Psychometric (IQ) tests measure cognitive abilities such as:

  • Attention
  • Memory
  • Auditory and visual processing
  • Language skills
  • Eye-hand co-ordination
  • Planning ability
  • Verbal reasoning
  • Perceptual and Spatial skills

 

Commonly used Educational tests are the Wechsler Individual Achievement Test Second Edition – Australian (WIAT-II) or the Wide Range Achievement Test-Fourth Edition (WRAT-4).

 

Educational tests measure academic skills such as:

  • Reading
  • Written expression
  • Spelling
  • Mathematics
  • Academic fluency (speed of reading, writing and calculating)
  • Listening comprehension
  • Oral expressive skills

 

When there are concerns about individual’s intellectaul ability and/or ability to function in the general community, Adaptive Behaviour is also assessed. The Vineland Adaptive Behavior Scales (VABS) are a set of scales that are designed to measure adaptive behaviour and assess abilities in four major domains:

    • Communication skills (skills required for expressive, receptive and written language skills)
    • Daily Living skills (practical skills needed to take care of oneself and contribute to a household)
    • Social skills (skills needed to get along with others, regulate emotions and behaviour as well as skills involved in leisure activities such as play)
    • Motor Skills (fine and gross motor skills)

School Readiness and Developmental Assessments

School Readiness Assessment (Ages 3-6 years)

 

This assessment should be undertaken the year before the child is due to start school and is used to determine if a child is intellectually and emotionally ready for primary school. A parent developmental history interview is taken along with psychometric testing, clinical observations, and with your consent, preschool teacher interviews. A detailed written report is provided along with an interpretative session to discuss the results and recommendations. We provide suggestions and help you decide whether to pursue school entry or to hold your child back and provide ways of improving readiness to allow for a smooth transition to “big school”.

 

Developmental Assessments of infants and preschoolers

Developmental assessment is important whenever there are concerns about a young child’s progress. The aim is to identify the child’s strengths and challenges so that specific intervention can focus on the child’s cognitive, social, emotional and physical development. A developmental assessment involves the use of The Griffiths Mental Development Scales – Extended Revised (GMDS-ER), which involves directly testing the child as well as asking the parents about the child’s skills and abilities.

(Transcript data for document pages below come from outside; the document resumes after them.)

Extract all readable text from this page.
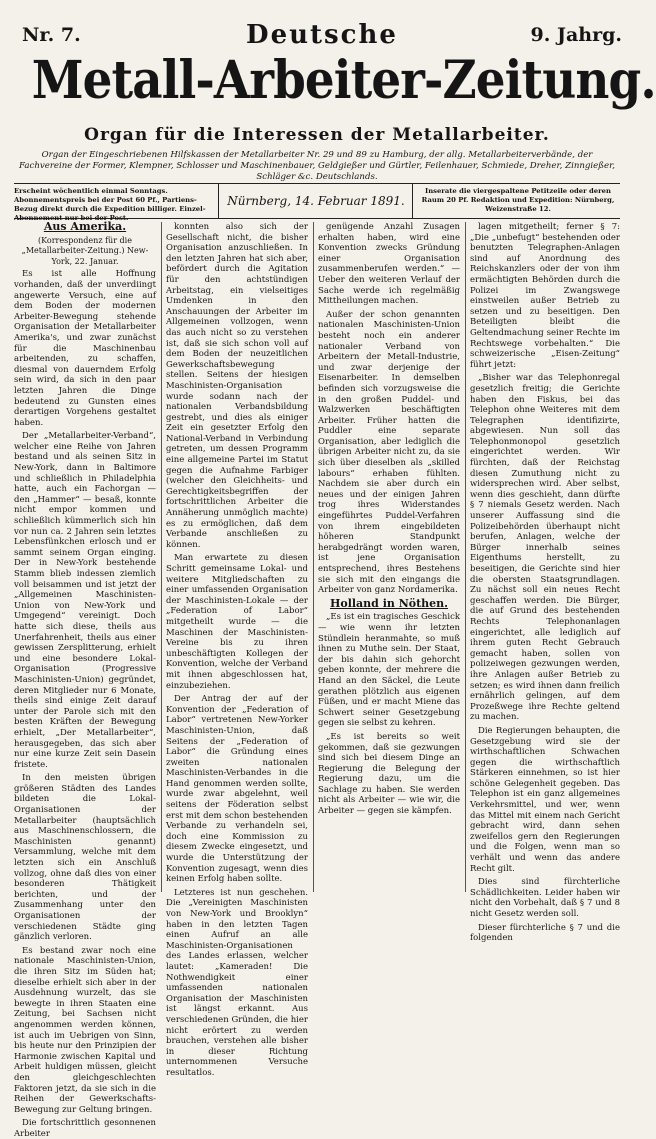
Nr. 7.	Deutsche	9. Jahrg.
Metall-Arbeiter-Zeitung.
Organ für die Interessen der Metallarbeiter.
Organ der Eingeschriebenen Hilfskassen der Metallarbeiter Nr. 29 und 89 zu Hamburg, der allg. Metallarbeiterverbände, der Fachvereine der Former, Klempner, Schlosser und Maschinenbauer, Geldgießer und Gürtler, Feilenhauer, Schmiede, Dreher, Zinngießer, Schläger &c. Deutschlands.
Erscheint wöchentlich einmal Sonntags. Abonnementspreis bei der Post 60 Pf., Partiens-Bezug direkt durch die Expedition billiger. Einzel-Abonnement nur bei der Post.
Nürnberg, 14. Februar 1891.
Inserate die viergespaltene Petitzeile oder deren Raum 20 Pf. Redaktion und Expedition: Nürnberg, Weizenstraße 12.

Aus Amerika.

(Korrespondenz für die „Metallarbeiter-Zeitung.) New-York, 22. Januar.

Es ist alle Hoffnung vorhanden, daß der unverdiingt angewerte Versuch, eine auf dem Boden der modernen Arbeiter-Bewegung stehende Organisation der Metallarbeiter Amerika's, und zwar zunächst für die Maschinenbau arbeitenden, zu schaffen, diesmal von dauerndem Erfolg sein wird, da sich in den paar letzten Jahren die Dinge bedeutend zu Gunsten eines derartigen Vorgehens gestaltet haben.

Der „Metallarbeiter-Verband“, welcher eine Reihe von Jahren bestand und als seinen Sitz in New-York, dann in Baltimore und schließlich in Philadelphia hatte, auch ein Fachorgan — den „Hammer“ — besaß, konnte nicht empor kommen und schließlich kümmerlich sich hin vor nun ca. 2 Jahren sein letztes Lebensfünkchen erlosch und er sammt seinem Organ einging. Der in New-York bestehende Stamm blieb indessen ziemlich voll beisammen und ist jetzt der „Allgemeinen Maschinisten-Union von New-York und Umgegend“ vereinigt. Doch hatte sich diese, theils aus Unerfahrenheit, theils aus einer gewissen Zersplitterung, erhielt und eine besondere Lokal-Organisation (Progressive Maschinisten-Union) gegründet, deren Mitglieder nur 6 Monate, theils sind einige Zeit darauf unter der Parole sich mit den besten Kräften der Bewegung erhielt, „Der Metallarbeiter“, herausgegeben, das sich aber nur eine kurze Zeit sein Dasein fristete.

In den meisten übrigen größeren Städten des Landes bildeten die Lokal-Organisationen der Metallarbeiter (hauptsächlich aus Maschinenschlossern, die Maschinisten genannt) Versammlung, welche mit dem letzten sich ein Anschluß vollzog, ohne daß dies von einer besonderen Thätigkeit berichten, und der Zusammenhang unter den Organisationen der verschiedenen Städte ging gänzlich verloren.

Es bestand zwar noch eine nationale Maschinisten-Union, die ihren Sitz im Süden hat; dieselbe erhielt sich aber in der Ausdehnung wurzelt, das sie bewegte in ihren Staaten eine Zeitung, bei Sachsen nicht angenommen werden können, ist auch im Uebrigen von Sinn, bis heute nur den Prinzipien der Harmonie zwischen Kapital und Arbeit huldigen müssen, gleicht den gleichgeschlechten Faktoren jetzt, da sie sich in die Reihen der Gewerkschafts-Bewegung zur Geltung bringen.

Die fortschrittlich gesonnenen Arbeiter

konnten also sich der Gesellschaft nicht, die bisher Organisation anzuschließen. In den letzten Jahren hat sich aber, befördert durch die Agitation für den achtstündigen Arbeitstag, ein vielseitiges Umdenken in den Anschauungen der Arbeiter im Allgemeinen vollzogen, wenn das auch nicht so zu verstehen ist, daß sie sich schon voll auf dem Boden der neuzeitlichen Gewerkschaftsbewegung stellen. Seitens der hiesigen Maschinisten-Organisation wurde sodann nach der nationalen Verbandsbildung gestrebt, und dies als einiger Zeit ein gesetzter Erfolg den National-Verband in Verbindung getreten, um dessen Programm eine allgemeine Partei im Statut gegen die Aufnahme Farbiger (welcher den Gleichheits- und Gerechtigkeitsbegriffen der fortschrittlichen Arbeiter die Annäherung unmöglich machte) es zu ermöglichen, daß dem Verbande anschließen zu können.

Man erwartete zu diesen Schritt gemeinsame Lokal- und weitere Mitgliedschaften zu einer umfassenden Organisation der Maschinisten-Lokale — der „Federation of Labor“ mitgetheilt wurde — die Maschinen der Maschinisten-Vereine bis zu ihren unbeschäftigten Kollegen der Konvention, welche der Verband mit ihnen abgeschlossen hat, einzubeziehen.

Der Antrag der auf der Konvention der „Federation of Labor“ vertretenen New-Yorker Maschinisten-Union, daß Seitens der „Federation of Labor“ die Gründung eines zweiten nationalen Maschinisten-Verbandes in die Hand genommen werden sollte, wurde zwar abgelehnt, weil seitens der Föderation selbst erst mit dem schon bestehenden Verbande zu verhandeln sei, doch eine Kommission zu diesem Zwecke eingesetzt, und wurde die Unterstützung der Konvention zugesagt, wenn dies keinen Erfolg haben sollte.

Letzteres ist nun geschehen. Die „Vereinigten Maschinisten von New-York und Brooklyn“ haben in den letzten Tagen einen Aufruf an alle Maschinisten-Organisationen des Landes erlassen, welcher lautet: „Kameraden! Die Nothwendigkeit einer umfassenden nationalen Organisation der Maschinisten ist längst erkannt. Aus verschiedenen Gründen, die hier nicht erörtert zu werden brauchen, verstehen alle bisher in dieser Richtung unternommenen Versuche resultatlos.

genügende Anzahl Zusagen erhalten haben, wird eine Konvention zwecks Gründung einer Organisation zusammenberufen werden.“ — Ueber den weiteren Verlauf der Sache werde ich regelmäßig Mittheilungen machen.

Außer der schon genannten nationalen Maschinisten-Union besteht noch ein anderer nationaler Verband von Arbeitern der Metall-Industrie, und zwar derjenige der Eisenarbeiter. In demselben befinden sich vorzugsweise die in den großen Puddel- und Walzwerken beschäftigten Arbeiter. Früher hatten die Puddler eine separate Organisation, aber lediglich die übrigen Arbeiter nicht zu, da sie sich über dieselben als „skilled labours“ erhaben fühlten. Nachdem sie aber durch ein neues und der einigen Jahren trog ihres Widerstandes eingeführtes Puddel-Verfahren von ihrem eingebildeten höheren Standpunkt herabgedrängt worden waren, ist jene Organisation entsprechend, ihres Bestehens sie sich mit den eingangs die Arbeiter von ganz Nordamerika.

Holland in Nöthen.

„Es ist ein tragisches Geschick — wie wenn ihr letzten Stündlein heranmahte, so muß ihnen zu Muthe sein. Der Staat, der bis dahin sich gehorcht geben konnte, der mehrere die Hand an den Säckel, die Leute gerathen plötzlich aus eigenen Füßen, und er macht Miene das Schwert seiner Gesetzgebung gegen sie selbst zu kehren.

„Es ist bereits so weit gekommen, daß sie gezwungen sind sich bei diesem Dinge an Regierung die Belegung der Regierung dazu, um die Sachlage zu haben. Sie werden nicht als Arbeiter — wie wir, die Arbeiter — gegen sie kämpfen.

lagen mitgetheilt; ferner § 7: „Die „unbefugt“ bestehenden oder benutzten Telegraphen-Anlagen sind auf Anordnung des Reichskanzlers oder der von ihm ermächtigten Behörden durch die Polizei im Zwangswege einstweilen außer Betrieb zu setzen und zu beseitigen. Den Beteiligten bleibt die Geltendmachung seiner Rechte im Rechtswege vorbehalten.“ Die schweizerische „Eisen-Zeitung“ führt jetzt:

„Bisher war das Telephonregal gesetzlich freitig; die Gerichte haben den Fiskus, bei das Telephon ohne Weiteres mit dem Telegraphen identifizirte, abgewiesen. Nun soll das Telephonmonopol gesetzlich eingerichtet werden. Wir fürchten, daß der Reichstag diesen Zumuthung nicht zu widersprechen wird. Aber selbst, wenn dies geschieht, dann dürfte § 7 niemals Gesetz werden. Nach unserer Auffassung sind die Polizeibehörden überhaupt nicht berufen, Anlagen, welche der Bürger innerhalb seines Eigenthums herstellt, zu beseitigen, die Gerichte sind hier die obersten Staatsgrundlagen. Zu nächst soll ein neues Recht geschaffen werden. Die Bürger, die auf Grund des bestehenden Rechts Telephonanlagen eingerichtet, alle lediglich auf ihrem guten Recht Gebrauch gemacht haben, sollen von polizeiwegen gezwungen werden, ihre Anlagen außer Betrieb zu setzen; es wird ihnen dann freilich ernährlich gelingen, auf dem Prozeßwege ihre Rechte geltend zu machen.

Die Regierungen behaupten, die Gesetzgebung wird sie der wirthschaftlichen Schwachen gegen die wirthschaftlich Stärkeren einnehmen, so ist hier schöne Gelegenheit gegeben. Das Telephon ist ein ganz allgemeines Verkehrsmittel, und wer, wenn das Mittel mit einem nach Gericht gebracht wird, dann sehen zweifellos gern den Regierungen und die Folgen, wenn man so verhält und wenn das andere Recht gilt.

Dies sind fürchterliche Schädlichkeiten. Leider haben wir nicht den Vorbehalt, daß § 7 und 8 nicht Gesetz werden soll.

Dieser fürchterliche § 7 und die folgenden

The GMDS -ER is a standardised test which examines the child’s mastery of a variety of skills (divided into five subscales: Locomotor, Personal-Social, Hearing and Speech, Eye and Hand Co-ordination, Performance and Practical Reasoning skills) that provide a yardstick for determining the child’s maturity. A developmental assessment involves a developmental history interview with the parents, administration of the GMDS-ER, with consent a teacher/service provider interview, evaluation of results, provision of detailed written report and a consultation with the parents to discuss any assessment outcomes identified needs and any recommended interventions.

Giftedness

Giftedness refers to having exceptional intellectual abilities, as measured by standardised intelligence tests. Generally an Intelligence Quotient (IQ) of 130 and above is required to identify a gifted child. This equals to an intellectual ability that is better than 95% of children at the same age level. Early identification is important and nurturing and supporting giftedness means that children learn to apply and use their abilities. When gifted children fail to learn the skill of self-motivation, they can develop complacency, avoidance of challenges and may develop a negative attitude toward learning.

 

Giftedness assessment involves evaluating a child’s intellectual ability and comparing his/her performance to the performance of other children of the same age. Apart from IQ, it is also necessary to observe a child’s behaviour. Equally important is the information provided by parents and teachers. During a feedback session to the parents, we provide detailed recommendations to help the child reach their full potential and thrive.